You think you know about the Stonewall riots, but you don’t know the whole story until you’ve seen this awesome new doc, Stonewall Uprising. The filmmakers did a miraculous job of taking an event with no footage and only 7 still photographs and turning it into an amazing movie. They zoom out to give the wider context of homophobia in the late 60s/early 70s in America, complete with horrifying and hilarious public education videos about the dangers of homosexuals. The riots themselves, which participants argue should be framed more as an “uprising,” are elucidated in riveting detail, as is the very first pride march.
12th & Delaware is a film about abortion from the same documentarians who brought America Jesus Camp. These two incredible filmmakers–Rachel Grady and Heidi Ewing–have an anti-Michael Moore style, committed to letting their subject speak for themselves. I believe it is way more persuasive in its restraint.

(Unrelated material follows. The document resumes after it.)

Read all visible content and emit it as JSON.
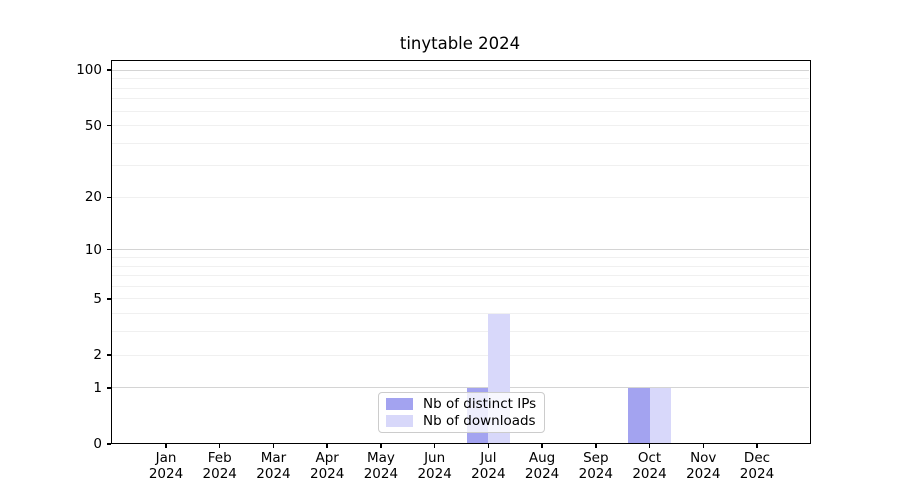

In this film, they bring the viewer into one corner of the abortion debate taking place on 12th & Delaware in Fort Pierce, FL, where a crisis pregnancy center has opened up shop across the street from an abortion clinic. The characters that emerge, the philosophies that curdle, are impossible to look away from and offer all of us valuable insight into the hearts and minds of those that we vehemently disagree with. It’s a must-see for all feminists, in my humble opinion.
The Most Dangerous Man in America provides us with an example of heroism at great cost: Daniel Ellsberg‘s notorious leaking of the Pentagon Papers to American newspapers, the tipping point in the Vietnam War. It’s incredible to watch Ellsberg’s journey from RAND corporation, war-strategist insider to fugitive and friend of Howard Zinn and other radical, anti-war thinkers and activists. It made me so hungry to figure out how, in our own time, we can tell the truth about government corruption and the cost of war, and motivated me to re-ask critical questions about the power and decline of the media in our own time and the dearth of racial, large-scale activism against violence.